Did My Computer Say It Best?
hubie writes:
Research finds trust in algorithmic advice from computers can blind us to mistakes:
With autocorrect and auto-generated email responses, algorithms offer plenty of assistance to help people express themselves.
But new research from the University of Georgia shows people who rely on computer algorithms for assistance with language-related, creative tasks didn't improve their performance and were more likely to trust low-quality advice.
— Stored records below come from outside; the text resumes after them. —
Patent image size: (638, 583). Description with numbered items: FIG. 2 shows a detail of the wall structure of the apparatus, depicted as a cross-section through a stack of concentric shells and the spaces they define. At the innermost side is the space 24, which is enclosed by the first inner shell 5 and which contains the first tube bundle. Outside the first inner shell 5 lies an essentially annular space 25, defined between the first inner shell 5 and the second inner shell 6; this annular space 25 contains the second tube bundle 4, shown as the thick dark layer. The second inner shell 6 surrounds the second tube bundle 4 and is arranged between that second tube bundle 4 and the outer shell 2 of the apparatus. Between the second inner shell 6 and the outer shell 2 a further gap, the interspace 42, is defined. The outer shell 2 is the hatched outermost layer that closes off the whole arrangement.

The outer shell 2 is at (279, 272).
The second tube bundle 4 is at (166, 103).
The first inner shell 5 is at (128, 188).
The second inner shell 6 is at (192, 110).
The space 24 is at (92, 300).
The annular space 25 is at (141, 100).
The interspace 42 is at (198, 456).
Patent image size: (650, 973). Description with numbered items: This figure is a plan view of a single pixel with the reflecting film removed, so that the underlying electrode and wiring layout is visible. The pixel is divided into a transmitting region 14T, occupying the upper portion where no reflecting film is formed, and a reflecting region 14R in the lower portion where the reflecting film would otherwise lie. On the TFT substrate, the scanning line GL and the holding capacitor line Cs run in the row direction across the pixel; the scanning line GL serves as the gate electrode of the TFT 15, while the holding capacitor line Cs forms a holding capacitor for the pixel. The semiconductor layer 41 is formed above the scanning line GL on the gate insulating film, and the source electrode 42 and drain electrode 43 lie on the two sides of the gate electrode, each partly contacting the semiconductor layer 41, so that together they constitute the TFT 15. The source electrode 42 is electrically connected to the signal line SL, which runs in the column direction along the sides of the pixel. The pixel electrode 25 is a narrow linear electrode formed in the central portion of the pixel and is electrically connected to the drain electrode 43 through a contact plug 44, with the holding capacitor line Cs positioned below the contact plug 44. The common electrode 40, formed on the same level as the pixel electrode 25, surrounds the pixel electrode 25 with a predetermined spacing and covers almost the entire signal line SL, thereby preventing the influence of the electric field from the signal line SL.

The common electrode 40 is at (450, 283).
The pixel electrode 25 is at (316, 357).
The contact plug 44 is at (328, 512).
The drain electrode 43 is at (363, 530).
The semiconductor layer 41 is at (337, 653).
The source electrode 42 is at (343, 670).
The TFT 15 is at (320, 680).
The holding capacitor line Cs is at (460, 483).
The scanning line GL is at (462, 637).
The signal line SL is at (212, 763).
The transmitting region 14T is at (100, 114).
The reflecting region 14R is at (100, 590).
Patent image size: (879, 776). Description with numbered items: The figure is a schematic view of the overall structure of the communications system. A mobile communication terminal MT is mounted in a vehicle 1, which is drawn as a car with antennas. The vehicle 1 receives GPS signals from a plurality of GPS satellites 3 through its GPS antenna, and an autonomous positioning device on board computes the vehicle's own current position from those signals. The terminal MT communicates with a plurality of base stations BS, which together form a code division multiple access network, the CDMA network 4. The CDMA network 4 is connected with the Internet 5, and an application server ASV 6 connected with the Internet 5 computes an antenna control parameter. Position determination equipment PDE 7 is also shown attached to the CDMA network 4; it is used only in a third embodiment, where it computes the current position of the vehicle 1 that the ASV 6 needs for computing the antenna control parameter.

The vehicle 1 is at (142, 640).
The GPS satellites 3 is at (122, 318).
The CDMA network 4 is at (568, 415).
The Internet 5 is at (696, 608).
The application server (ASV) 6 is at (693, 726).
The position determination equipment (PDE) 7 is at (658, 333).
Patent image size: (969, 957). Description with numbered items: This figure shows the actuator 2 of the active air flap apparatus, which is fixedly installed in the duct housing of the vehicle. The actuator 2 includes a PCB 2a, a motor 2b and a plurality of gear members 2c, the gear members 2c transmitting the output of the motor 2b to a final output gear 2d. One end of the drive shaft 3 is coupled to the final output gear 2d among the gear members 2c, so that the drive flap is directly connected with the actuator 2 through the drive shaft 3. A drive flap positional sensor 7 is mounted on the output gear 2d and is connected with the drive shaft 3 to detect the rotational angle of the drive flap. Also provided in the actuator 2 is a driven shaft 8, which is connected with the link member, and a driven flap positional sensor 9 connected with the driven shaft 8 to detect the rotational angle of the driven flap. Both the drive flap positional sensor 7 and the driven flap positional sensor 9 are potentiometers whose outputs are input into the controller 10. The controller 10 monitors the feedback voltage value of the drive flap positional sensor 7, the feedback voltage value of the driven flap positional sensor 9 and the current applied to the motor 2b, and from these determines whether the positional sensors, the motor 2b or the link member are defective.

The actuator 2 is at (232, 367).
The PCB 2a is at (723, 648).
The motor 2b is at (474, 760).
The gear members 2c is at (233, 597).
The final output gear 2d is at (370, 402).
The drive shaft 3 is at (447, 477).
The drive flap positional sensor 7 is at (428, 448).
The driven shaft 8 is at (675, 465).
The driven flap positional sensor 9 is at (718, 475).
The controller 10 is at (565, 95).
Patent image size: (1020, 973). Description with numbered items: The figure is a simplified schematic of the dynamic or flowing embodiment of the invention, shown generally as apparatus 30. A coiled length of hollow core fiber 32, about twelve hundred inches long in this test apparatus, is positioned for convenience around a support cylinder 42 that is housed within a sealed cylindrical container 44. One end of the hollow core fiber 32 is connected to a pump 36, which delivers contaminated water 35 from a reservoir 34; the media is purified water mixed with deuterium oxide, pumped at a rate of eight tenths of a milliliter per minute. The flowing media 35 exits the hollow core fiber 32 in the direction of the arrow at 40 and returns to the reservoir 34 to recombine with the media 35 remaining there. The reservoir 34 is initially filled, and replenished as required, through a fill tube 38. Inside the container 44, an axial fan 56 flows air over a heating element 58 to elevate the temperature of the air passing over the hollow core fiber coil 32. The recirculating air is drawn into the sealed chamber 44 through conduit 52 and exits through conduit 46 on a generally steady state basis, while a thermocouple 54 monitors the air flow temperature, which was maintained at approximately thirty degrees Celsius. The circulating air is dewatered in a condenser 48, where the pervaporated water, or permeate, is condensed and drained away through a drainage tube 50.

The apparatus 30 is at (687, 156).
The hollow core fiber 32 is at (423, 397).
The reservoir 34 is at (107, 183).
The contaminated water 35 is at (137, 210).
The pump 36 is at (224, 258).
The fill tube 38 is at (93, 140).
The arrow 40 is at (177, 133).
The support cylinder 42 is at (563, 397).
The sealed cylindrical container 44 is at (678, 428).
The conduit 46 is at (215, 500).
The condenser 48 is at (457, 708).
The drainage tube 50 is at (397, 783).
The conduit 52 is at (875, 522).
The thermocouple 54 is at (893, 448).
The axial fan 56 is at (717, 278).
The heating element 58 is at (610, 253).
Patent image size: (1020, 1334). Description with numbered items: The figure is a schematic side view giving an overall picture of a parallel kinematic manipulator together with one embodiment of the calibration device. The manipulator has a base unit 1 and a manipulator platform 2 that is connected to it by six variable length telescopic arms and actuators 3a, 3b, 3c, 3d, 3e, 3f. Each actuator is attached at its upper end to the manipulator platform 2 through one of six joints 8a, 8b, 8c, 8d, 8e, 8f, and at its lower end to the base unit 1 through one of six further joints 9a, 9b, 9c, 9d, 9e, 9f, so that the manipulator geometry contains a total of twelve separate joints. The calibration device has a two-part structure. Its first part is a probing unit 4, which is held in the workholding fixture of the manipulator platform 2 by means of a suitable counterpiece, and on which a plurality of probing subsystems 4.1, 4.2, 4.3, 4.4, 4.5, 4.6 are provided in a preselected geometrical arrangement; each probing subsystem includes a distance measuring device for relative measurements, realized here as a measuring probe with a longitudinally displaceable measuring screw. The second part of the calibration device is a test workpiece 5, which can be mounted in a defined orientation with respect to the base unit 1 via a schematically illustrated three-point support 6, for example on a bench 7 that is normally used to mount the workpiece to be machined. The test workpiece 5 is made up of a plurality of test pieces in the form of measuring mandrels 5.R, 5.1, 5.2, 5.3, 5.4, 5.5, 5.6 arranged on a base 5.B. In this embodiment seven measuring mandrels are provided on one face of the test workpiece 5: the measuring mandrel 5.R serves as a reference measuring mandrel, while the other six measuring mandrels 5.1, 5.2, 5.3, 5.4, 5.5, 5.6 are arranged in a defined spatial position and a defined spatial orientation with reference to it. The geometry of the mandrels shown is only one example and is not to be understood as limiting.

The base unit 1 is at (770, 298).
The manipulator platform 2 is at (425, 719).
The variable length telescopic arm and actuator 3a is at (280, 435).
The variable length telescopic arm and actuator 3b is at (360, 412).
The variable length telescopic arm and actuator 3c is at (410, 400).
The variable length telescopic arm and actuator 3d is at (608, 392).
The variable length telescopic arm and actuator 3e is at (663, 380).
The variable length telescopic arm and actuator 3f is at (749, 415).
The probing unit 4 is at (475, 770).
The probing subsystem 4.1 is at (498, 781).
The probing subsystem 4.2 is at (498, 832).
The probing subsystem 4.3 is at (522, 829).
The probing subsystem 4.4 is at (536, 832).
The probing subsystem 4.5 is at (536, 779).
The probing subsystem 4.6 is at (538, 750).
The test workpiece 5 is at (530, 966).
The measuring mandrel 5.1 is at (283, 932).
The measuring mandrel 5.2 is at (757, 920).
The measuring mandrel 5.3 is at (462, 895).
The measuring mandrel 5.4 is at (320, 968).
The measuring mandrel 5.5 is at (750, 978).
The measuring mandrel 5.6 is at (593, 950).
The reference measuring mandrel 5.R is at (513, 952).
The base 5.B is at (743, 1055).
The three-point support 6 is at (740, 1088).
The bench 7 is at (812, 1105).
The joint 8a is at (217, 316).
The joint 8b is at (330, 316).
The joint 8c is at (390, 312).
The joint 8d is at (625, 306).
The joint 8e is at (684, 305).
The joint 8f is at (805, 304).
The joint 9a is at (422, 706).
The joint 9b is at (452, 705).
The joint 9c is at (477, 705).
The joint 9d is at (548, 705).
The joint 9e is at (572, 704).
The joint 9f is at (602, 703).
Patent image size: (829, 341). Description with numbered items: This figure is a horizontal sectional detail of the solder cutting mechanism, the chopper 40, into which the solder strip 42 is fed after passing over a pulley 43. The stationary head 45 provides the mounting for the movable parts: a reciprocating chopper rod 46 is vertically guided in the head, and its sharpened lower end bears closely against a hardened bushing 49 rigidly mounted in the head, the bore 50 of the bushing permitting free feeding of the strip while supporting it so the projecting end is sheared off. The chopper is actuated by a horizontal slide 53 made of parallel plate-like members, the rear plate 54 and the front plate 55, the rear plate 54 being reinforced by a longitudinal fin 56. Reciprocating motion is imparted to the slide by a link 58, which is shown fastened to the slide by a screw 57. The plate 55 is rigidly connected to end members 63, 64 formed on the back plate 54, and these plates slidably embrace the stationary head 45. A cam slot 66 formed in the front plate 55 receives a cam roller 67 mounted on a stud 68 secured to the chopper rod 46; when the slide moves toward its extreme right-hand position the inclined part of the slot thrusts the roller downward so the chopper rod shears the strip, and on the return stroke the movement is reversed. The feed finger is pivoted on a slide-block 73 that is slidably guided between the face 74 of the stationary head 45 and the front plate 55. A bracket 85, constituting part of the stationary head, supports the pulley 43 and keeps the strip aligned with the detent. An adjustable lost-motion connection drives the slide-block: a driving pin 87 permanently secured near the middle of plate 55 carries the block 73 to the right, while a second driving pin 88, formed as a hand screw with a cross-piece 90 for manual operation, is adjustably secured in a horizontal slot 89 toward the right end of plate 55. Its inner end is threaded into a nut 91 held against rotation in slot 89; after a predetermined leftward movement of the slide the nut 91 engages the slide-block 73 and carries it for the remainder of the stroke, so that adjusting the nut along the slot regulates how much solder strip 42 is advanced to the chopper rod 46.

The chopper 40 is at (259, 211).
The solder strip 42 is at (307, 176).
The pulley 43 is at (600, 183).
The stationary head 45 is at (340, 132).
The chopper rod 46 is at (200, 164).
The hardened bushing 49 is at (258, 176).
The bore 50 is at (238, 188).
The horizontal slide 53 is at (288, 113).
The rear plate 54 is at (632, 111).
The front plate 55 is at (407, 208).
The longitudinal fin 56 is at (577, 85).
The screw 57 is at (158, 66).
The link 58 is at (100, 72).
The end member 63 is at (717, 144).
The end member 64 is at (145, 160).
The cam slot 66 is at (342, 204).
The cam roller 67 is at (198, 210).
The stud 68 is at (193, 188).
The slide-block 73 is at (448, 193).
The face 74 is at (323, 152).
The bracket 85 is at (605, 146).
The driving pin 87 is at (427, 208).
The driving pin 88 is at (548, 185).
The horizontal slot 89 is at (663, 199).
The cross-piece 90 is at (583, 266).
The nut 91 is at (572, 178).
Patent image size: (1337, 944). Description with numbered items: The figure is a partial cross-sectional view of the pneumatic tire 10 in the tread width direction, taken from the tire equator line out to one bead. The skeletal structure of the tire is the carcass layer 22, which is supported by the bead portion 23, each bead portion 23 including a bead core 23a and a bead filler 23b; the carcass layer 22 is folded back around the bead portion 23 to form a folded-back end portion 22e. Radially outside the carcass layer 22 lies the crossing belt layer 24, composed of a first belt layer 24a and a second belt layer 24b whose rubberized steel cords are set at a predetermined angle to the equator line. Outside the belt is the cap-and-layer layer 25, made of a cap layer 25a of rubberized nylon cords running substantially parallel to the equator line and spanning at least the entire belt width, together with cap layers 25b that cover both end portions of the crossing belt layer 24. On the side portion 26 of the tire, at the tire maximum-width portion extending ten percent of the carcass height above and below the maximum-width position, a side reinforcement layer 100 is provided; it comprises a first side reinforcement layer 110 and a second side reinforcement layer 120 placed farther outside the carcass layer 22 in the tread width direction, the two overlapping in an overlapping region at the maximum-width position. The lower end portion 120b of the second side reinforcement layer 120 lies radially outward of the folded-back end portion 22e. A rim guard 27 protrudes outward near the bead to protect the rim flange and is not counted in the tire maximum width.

[...] The paper is the second in the team's investigation into individual trust in advice generated by algorithms. In an April 2021 paper, the team found people were more reliant on algorithmic advice in counting tasks than on advice purportedly given by other participants.
This study aimed to test if people deferred to a computer's advice when tackling more creative and language-dependent tasks. The team found participants were 92.3% more likely to use advice attributed to an algorithm than to take advice attributed to people.
"This task did not require the same type of thinking (as the counting task in the prior study) but in fact we saw the same biases," Schecter said. "They were still going to use the algorithm's answer and feel good about it, even though it's not helping them do any better."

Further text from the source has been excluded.